It is advised not to get to get tattoos or have piercings, but if you chose to you are advised to keep the broken skin clean. 

Oral Hygiene is important, for the same reason you are advised not to get tattoos or have piercings. You are at risk of Endocarditis.

‘Endocarditis is a rare and potentially fatal infection of the inner lining of the heart (the endocardium). It’s most commonly caused by bacteria entering the blood and travelling to the heart.’ The infection is caused by bacteria getting into your blood stream and making its way towards the heart.’ This was taken from the NHS website

For this reason I carry a medical warning card. (I will be writing another blog about this where I will go into more detail)

Here’s something people don’t often think about when going on holiday abroad: insurance. Due to my Congenital Heart Disease I have to get a high level of insurance when I go on holiday. So it costs a lot more money for me to just go on holiday with peace of mind. The other problem with insurance is that a lot of companies won’t even insure me. That’s a nice thought isn’t it, that my heart condition is too expensive. 

Another way of looking at this is, my life is too expensive for these big insurance companies to want to cover it. That it’s not worth the investment of their company to cover the cost of my life. That really takes its toll on your mental health. Am I not worth it? I am not worth them making money out of me because they know they would lose money insuring me. Let that sink in. 

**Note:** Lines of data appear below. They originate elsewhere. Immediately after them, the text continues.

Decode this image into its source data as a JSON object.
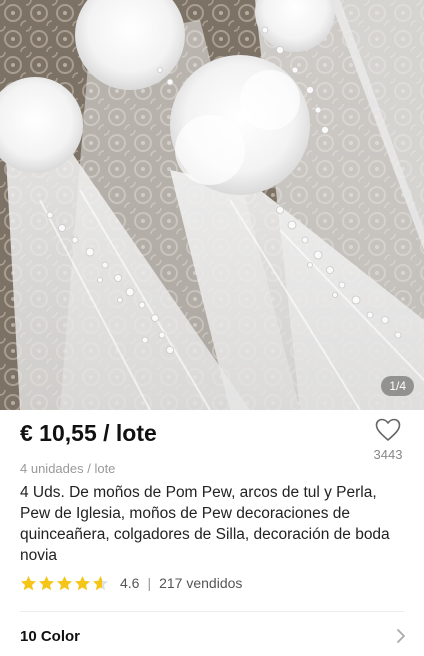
{
  "gallery": {
    "image_counter": "1/4",
    "image_alt": "Lazos de tul blanco con perlas para bancos de iglesia"
  },
  "product": {
    "price": "€ 10,55 / lote",
    "unit_note": "4 unidades / lote",
    "title": "4 Uds. De moños de Pom Pew, arcos de tul y Perla, Pew de Iglesia, moños de Pew decoraciones de quinceañera, colgadores de Silla, decoración de boda novia",
    "wishlist_count": "3443",
    "rating": "4.6",
    "rating_stars": 4.6,
    "sold": "217 vendidos"
  },
  "variant": {
    "label": "10 Color"
  },
  "colors": {
    "star": "#f5c518",
    "star_empty": "#e0e0e0",
    "price": "#111111",
    "muted": "#999999"
  },
  "icons": {
    "wishlist": "heart-outline-icon",
    "variant_chevron": "chevron-right-icon"
  }
}
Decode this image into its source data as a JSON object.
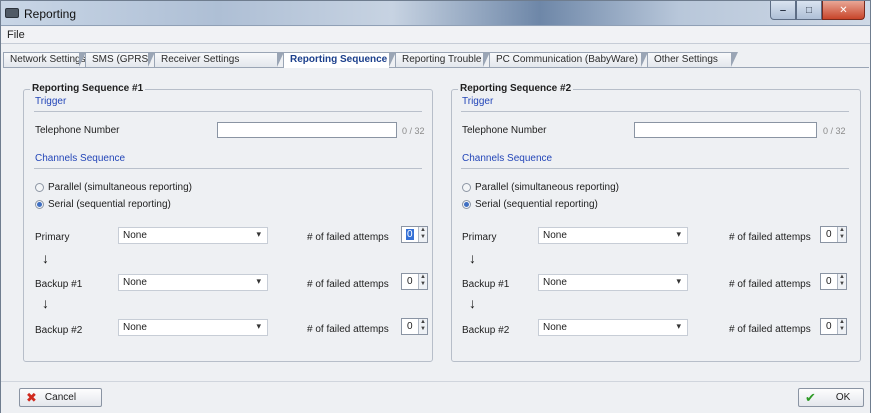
{
  "window": {
    "title": "Reporting"
  },
  "menu": {
    "file": "File"
  },
  "tabs": [
    {
      "label": "Network Settings"
    },
    {
      "label": "SMS (GPRS)"
    },
    {
      "label": "Receiver Settings"
    },
    {
      "label": "Reporting Sequence"
    },
    {
      "label": "Reporting Trouble"
    },
    {
      "label": "PC Communication (BabyWare)"
    },
    {
      "label": "Other Settings"
    }
  ],
  "active_tab": "Reporting Sequence",
  "sequences": [
    {
      "title": "Reporting Sequence #1",
      "trigger_label": "Trigger",
      "telephone_label": "Telephone Number",
      "telephone_value": "",
      "telephone_counter": "0 / 32",
      "channels_label": "Channels Sequence",
      "parallel_label": "Parallel (simultaneous reporting)",
      "serial_label": "Serial (sequential reporting)",
      "selected_mode": "serial",
      "rows": [
        {
          "label": "Primary",
          "channel": "None",
          "failed_label": "# of failed attemps",
          "failed_value": "0"
        },
        {
          "label": "Backup #1",
          "channel": "None",
          "failed_label": "# of failed attemps",
          "failed_value": "0"
        },
        {
          "label": "Backup #2",
          "channel": "None",
          "failed_label": "# of failed attemps",
          "failed_value": "0"
        }
      ]
    },
    {
      "title": "Reporting Sequence #2",
      "trigger_label": "Trigger",
      "telephone_label": "Telephone Number",
      "telephone_value": "",
      "telephone_counter": "0 / 32",
      "channels_label": "Channels Sequence",
      "parallel_label": "Parallel (simultaneous reporting)",
      "serial_label": "Serial (sequential reporting)",
      "selected_mode": "serial",
      "rows": [
        {
          "label": "Primary",
          "channel": "None",
          "failed_label": "# of failed attemps",
          "failed_value": "0"
        },
        {
          "label": "Backup #1",
          "channel": "None",
          "failed_label": "# of failed attemps",
          "failed_value": "0"
        },
        {
          "label": "Backup #2",
          "channel": "None",
          "failed_label": "# of failed attemps",
          "failed_value": "0"
        }
      ]
    }
  ],
  "buttons": {
    "cancel": "Cancel",
    "ok": "OK"
  },
  "colors": {
    "link_blue": "#2346b8",
    "active_tab_text": "#1b3f8c",
    "cancel_red": "#d02a1e",
    "ok_green": "#2e9a26"
  },
  "icons": {
    "app": "app-icon",
    "minimize": "minimize-icon",
    "maximize": "maximize-icon",
    "close": "close-icon",
    "dropdown": "chevron-down-icon",
    "flow_arrow": "arrow-down-icon",
    "cancel": "x-icon",
    "ok": "check-icon"
  }
}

The other thing which can have an impact on your mental health, which you may not consider is family planning. Yes, pregnancy and heart health are obviously linked. But did you know that if you had heart disease the chances of you having a baby with Congenital Heart Disease is slightly higher than the normal population. The normal population has about 1% chance of having a baby born with Congenital Heart Disease. If I ever have children that goes to between 2-4%. It could be as high as 50% in some cases. 

Imagine carrying a child knowing you are at a higher risk of having a baby with Congenital Heart Disease. This does not mean you shouldn’t have children. There are plenty of resources and support available to those who want to start a family. Knowing that there is support is important. I suppose you could always get in touch with the congenital team at Leeds  and discuss any issues and concerns, but your Doctor will also be able to help.

These are just three things which can have impact on your mental health. Three very big things, which are either big life events, or things which stop you from being able to do what you want. Well, they don’t stop you, but they will have major implications if things don’t go to plan, mostly these things involve your life. 

I am not saying these things to make you feel woe is me. I am saying them because they are true and they can have impact on your Mental health because you have to be a lot more careful than others. It’s not as easy as just go an do whatever you want, because you can’t. You have to really think before you plan a holiday. I don’t want to risk Endocarditis so I don’t have piercings or a tattoos. No I am not boring I just read the warning label and decided a piercing isn’t worth it. 

Over the past year I have been cycling and walking to raise money for the British Heart Foundation and The Children’s Heart Surgery Fund. I have just over 2 months to go and have raised £1467. I aim to raise £3000. 

In terms of miles I have done 943.77 miles. 

Raising the money is hard, but what’s harder is getting people to realise why I am raising the money. It’s not just about immediate implications of heart disease, it’s also the aftermath. Not being able to live your life how you fully want to due to the nature of your condition. This really takes its toll on those living with a heart condition. By supporting my fundraising you are helping to support those living with Heart Disease. 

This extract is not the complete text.